There are many such dishes. There was the Osso Buco and polenta at Alameda Joe’s, the veal marsala at Lino’s Wine Rack, the Portuguese rice at Patusco’s and, perhaps, most famously, the Quintero family restaurant’s chile relleno. For 58 years, the Quinteros made their version of the chile relleno Alameda’s signature dish. Their chile relleno was famous nationwide. I once shared a long, passionate discussion about it with a desk clerk at the Newark, N.J., Holiday Inn. He longingly called it “the best in the country!” 

Because the family is as protective of the recipe as a certain orange-hued politician is of his tax returns, the following version is a painstakingly researched, labor-of-love replica. 

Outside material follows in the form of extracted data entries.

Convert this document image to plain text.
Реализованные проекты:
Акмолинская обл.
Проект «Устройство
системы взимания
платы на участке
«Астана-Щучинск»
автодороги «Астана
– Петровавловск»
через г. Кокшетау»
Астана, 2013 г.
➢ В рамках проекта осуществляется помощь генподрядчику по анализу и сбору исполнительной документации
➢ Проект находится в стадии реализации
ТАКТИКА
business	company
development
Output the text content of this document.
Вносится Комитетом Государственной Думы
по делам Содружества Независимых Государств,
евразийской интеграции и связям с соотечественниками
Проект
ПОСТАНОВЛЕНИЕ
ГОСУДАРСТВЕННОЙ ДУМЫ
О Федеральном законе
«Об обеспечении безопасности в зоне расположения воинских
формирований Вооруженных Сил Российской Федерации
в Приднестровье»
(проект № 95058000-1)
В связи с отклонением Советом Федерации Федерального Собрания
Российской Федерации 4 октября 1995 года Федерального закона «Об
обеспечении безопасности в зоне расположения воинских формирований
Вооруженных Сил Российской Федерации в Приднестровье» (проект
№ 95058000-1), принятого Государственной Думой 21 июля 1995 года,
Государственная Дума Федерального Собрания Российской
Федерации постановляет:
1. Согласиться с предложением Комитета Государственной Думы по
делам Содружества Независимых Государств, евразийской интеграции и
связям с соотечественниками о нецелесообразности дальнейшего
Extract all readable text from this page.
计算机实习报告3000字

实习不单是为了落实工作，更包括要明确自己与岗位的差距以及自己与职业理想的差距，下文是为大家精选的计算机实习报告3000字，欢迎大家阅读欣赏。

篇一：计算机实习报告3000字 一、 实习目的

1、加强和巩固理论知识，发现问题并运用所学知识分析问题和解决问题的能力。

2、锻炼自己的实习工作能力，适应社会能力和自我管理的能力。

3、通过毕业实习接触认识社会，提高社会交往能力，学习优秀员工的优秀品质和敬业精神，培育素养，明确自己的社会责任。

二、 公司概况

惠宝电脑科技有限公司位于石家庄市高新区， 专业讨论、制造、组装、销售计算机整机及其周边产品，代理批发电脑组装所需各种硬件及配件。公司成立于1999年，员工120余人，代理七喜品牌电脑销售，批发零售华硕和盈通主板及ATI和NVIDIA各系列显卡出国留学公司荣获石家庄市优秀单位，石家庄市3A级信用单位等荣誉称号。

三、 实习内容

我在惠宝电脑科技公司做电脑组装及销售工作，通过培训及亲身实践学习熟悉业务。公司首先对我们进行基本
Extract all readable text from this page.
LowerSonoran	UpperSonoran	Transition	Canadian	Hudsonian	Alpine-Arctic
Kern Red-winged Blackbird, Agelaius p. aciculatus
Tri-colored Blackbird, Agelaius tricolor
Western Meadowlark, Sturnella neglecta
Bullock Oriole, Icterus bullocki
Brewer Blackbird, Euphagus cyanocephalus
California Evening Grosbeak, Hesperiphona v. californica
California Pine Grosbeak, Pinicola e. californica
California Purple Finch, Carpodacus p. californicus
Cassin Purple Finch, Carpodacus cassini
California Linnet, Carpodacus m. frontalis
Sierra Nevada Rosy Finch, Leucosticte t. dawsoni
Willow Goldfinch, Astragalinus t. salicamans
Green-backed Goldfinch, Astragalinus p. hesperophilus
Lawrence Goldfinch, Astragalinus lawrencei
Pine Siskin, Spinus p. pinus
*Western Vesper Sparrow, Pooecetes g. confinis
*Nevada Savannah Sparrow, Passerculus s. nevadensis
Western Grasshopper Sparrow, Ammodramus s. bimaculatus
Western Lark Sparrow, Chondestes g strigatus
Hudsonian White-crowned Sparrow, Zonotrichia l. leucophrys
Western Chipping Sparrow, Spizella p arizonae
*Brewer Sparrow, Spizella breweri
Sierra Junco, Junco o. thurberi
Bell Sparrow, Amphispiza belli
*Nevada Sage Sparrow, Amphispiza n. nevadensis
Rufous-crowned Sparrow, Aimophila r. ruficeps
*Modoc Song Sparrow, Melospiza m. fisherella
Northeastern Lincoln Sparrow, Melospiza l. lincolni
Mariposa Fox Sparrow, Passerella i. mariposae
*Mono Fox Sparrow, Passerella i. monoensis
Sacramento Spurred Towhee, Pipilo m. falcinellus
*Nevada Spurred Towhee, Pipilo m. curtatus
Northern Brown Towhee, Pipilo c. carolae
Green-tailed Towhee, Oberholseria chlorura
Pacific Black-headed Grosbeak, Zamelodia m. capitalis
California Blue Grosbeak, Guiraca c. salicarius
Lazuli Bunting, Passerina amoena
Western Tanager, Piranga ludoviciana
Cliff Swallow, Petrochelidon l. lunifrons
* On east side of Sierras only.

Alameda’s Labor of Love Chile Relleno 
Chile Relleno Tomato Sauce: 
1 tablespoon olive oil
1/2 yellow onion, chopped
1 teaspoon ground cumin
1 teaspoon chili powder.
1/4 teaspoon cayenne pepper
2 cloves garlic, chopped
1/2 cup chicken stock
One 14-ounce can diced tomatoes, 
    (juice included)
1 tablespoon fresh cilantro leaves
1 teaspoon white wine vinegar
Kosher salt 
Freshly ground black pepper

Add the olive oil to a large sauté pan over medium heat. Add the onions and cook until softened, about 5 minutes. Add the cumin, chili powder, cayenne and garlic, and cook until fragrant, 1 minute longer. 

Add the chicken stock, and the tomatoes with their juice and bring to a boil for 1 to 2 minutes. 
Remove from the heat and cool a few minutes. 

Mix in the blender for 10 seconds. Add the cilantro, vinegar, salt and pepper to taste and pulse just to blend. 

Strain the sauce and save the liquid. Mix in ½ cup of the strained vegetables.

The Chile Relleno itself:
1 7-oz can Ortega fire-roasted canned 
   whole chiles (about three chiles) 
   (This is not chile relleno heresy   
   as the famous chile relleno never 
   had a fresh chile stem.)
3 eggs, yolks and whites separated 
¼ tsp garlic powder
Salt to taste
½ cup all purpose flour 
2 cups Monterey Jack or queso 
   fresco cheese
1 cup grated cotija cheese.
1 ½ cups vegetable oil, for frying

Stuff the peppers with the Monterey Jack or queso fresco cheese. 

Beat the egg whites until stiff, then beat in the yolks, garlic powder and salt. 

Heat the oil in a large non-stick frying pan over medium-high heat. 

Gently roll the stuffed peppers in the flour. 

Ladle about 1/3 cup of the eggs into the pan. 

Place a pepper in the eggs. Spoon hot oil over the pepper. 

After two minutes, flip the pepper. Cook another two minutes, then remove and drain on paper towels. Repeat with remaining chiles.

Place the rellenos in the sauce and marinate in refrigerator for 2 hours. To serve, heat oven to 350 degrees. Place the rellenos on a plate and spoon sauce to cover. 

Sprinkle cotija cheese all over rellenos, and heat for 20 minutes. Eat immediately.